Mona, la meilleure amie de Calliste au sein de la communauté, est en réalité une policière infiltrée. Chargée d’enquêter sur la disparition de trois Lumineuses, elle cherche à comprendre ce qui se joue réellement derrière les murs de cette communauté coupée du monde. Mais à mesure qu’elle s’enfonce dans Re:Start, la frontière entre sa mission et sa propre identité devient de plus en plus floue. Entrée dans le programme avec une distance professionnelle, persuadée de pouvoir observer le système sans s’y perdre, elle se retrouve peu à peu happée par les mécanismes d’emprise psychologique et le puissant sentiment d’appartenance que la communauté entretient. Cette élément donne au texte une dimension de thriller psychologique très efficace.
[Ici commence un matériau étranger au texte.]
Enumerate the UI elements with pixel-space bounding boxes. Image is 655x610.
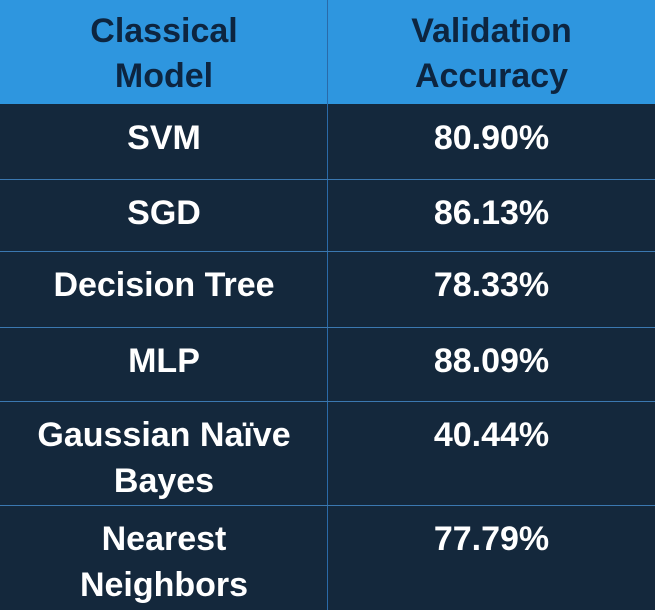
accuracy-cell: 77.79% [328,506,655,610]
column-divider [327,0,328,610]
header-col1-line2: Model [114,57,214,95]
accuracy-cell: 80.90% [328,105,655,179]
row-divider [0,179,655,180]
model-cell: Gaussian Naïve Bayes [0,402,328,505]
accuracy-value: 86.13% [433,194,550,232]
table-row: Gaussian Naïve Bayes 40.44% [0,402,655,505]
header-col2-line1: Validation [411,12,572,50]
model-name: MLP [128,342,200,380]
model-name-line1: Gaussian Naïve [37,416,291,454]
model-name-line2: Bayes [113,462,215,500]
table-row: Nearest Neighbors 77.79% [0,506,655,610]
accuracy-value: 88.09% [433,342,550,380]
table-row: MLP 88.09% [0,328,655,401]
model-name: Decision Tree [53,266,275,304]
header-col1-line1: Classical [90,12,238,50]
accuracy-cell: 40.44% [328,402,655,505]
model-cell: MLP [0,328,328,401]
row-divider [0,251,655,252]
row-divider [0,505,655,506]
accuracy-cell: 78.33% [328,252,655,327]
table-row: SGD 86.13% [0,180,655,251]
model-name: SGD [127,194,201,232]
model-name-line1: Nearest [101,520,227,558]
table-row: Decision Tree 78.33% [0,252,655,327]
model-cell: SVM [0,105,328,179]
header-col2-line2: Accuracy [414,57,569,95]
header-validation-accuracy: Validation Accuracy [328,0,655,104]
model-cell: Nearest Neighbors [0,506,328,610]
accuracy-value: 40.44% [433,416,550,454]
row-divider [0,327,655,328]
accuracy-value: 80.90% [433,119,550,157]
accuracy-value: 78.33% [433,266,550,304]
accuracy-cell: 88.09% [328,328,655,401]
table-row: SVM 80.90% [0,105,655,179]
header-classical-model: Classical Model [0,0,328,104]
model-cell: SGD [0,180,328,251]
model-cell: Decision Tree [0,252,328,327]
model-name-line2: Neighbors [79,566,249,604]
accuracy-value: 77.79% [433,520,550,558]
model-name: SVM [127,119,201,157]
accuracy-cell: 86.13% [328,180,655,251]
row-divider [0,401,655,402]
Quand le corps devient l’ennemi
Ici, la beauté n’est pas un idéal, mais une obligation. Les Lumineuses sont réduites à leur apparence, et leur valeur dépend de leur silhouette, de leur peau et de leur jeunesse. Le langage utilisé est spirituel (« votre corps est un temple », « devenir une déesse »), mais il masque une réalité oppressive : les femmes sont punies en cas d’écart, et leur corps devient un champ de bataille. Les cérémonies d’accueil célèbrent la « beauté acquise par l’effort », mais, en réalité, elles normalisent la souffrance. La faim, la douleur et l’épuisement rythment le quotidien des Lumineuses. Derrière les promesses d’épanouissement personnel se cache une violence permanente. Katia Lanero Zamora livre ici une critique acerbe des normes sociétales amplifiées par la publicité et les réseaux sociaux qui poussent les femmes à haïr leur corps et exploitent un mal-être qu’ils accentuent.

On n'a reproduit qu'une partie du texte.